ES River and Mercantile UK Equity Smaller Companies (GB00B1DSZS09) has successfully blended different investment styles and this has resulted in robust long-term returns and less of a fall over the past year than that experienced by some of the growth stalwarts. Funds such as Aberforth Smaller Companies Trust (ASL) take a value approach, though in the first half of this year recession fears hurt the share prices of companies it holds, given the economic sensitivity of many value holdings.
Other considerations when picking smaller companies funds include their processes, and personnel and fund composition. Rob Burdett, head of multi-manager solutions at Columbia Threadneedle, says: “Over the long run the best small-cap managers tend to be ones who love their job the most and stay in job the most.”
So one fund he favours is TM Tellworth UK Smaller Companies (GB00BDTM8C53) run by former Schroders managers Paul Marriage and John Warren. Burdett views this experienced team as a “safe pair of hands” but also likes the support they have from Seb Jory, another Tellworth fund manager and former sellside analyst who has built proprietary models to help better forecast UK economic data.
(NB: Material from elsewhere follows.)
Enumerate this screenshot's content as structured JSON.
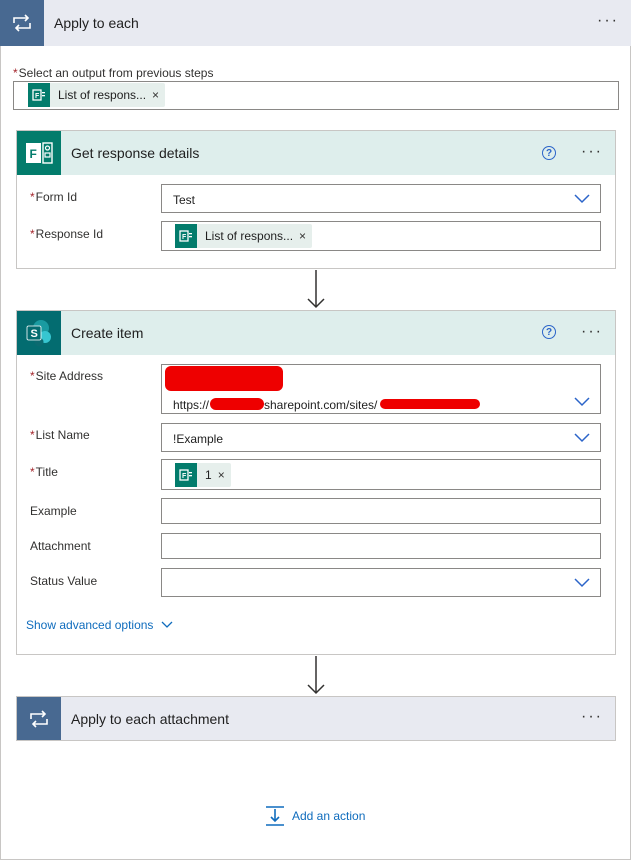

Other fund characteristics are worth bearing in mind. Some funds in smaller companies sectors tend to run their winners and end up holding mid-cap companies, or hold a mixture of small and mid-caps such as BlackRock Throgmorton Trust tends to. Likewise, concentrated funds and those that limit their own size can be more targeted: concentrated portfolios like Odyssean Investment Trust (OIT) have held up well, while River and Mercantile UK Micro Cap Investment Company (RMMC) takes a strict approach to the size of companies it holds, and returns cash to investors when the trust exceeds a certain size.
Having said that, many funds have performed strongly over the years despite building up good scale or diversifying widely. For example, IFSL Marlborough Special Situations (GB00B907GH23) tends to have a long list of holdings, but still boasts a strong long-term track record.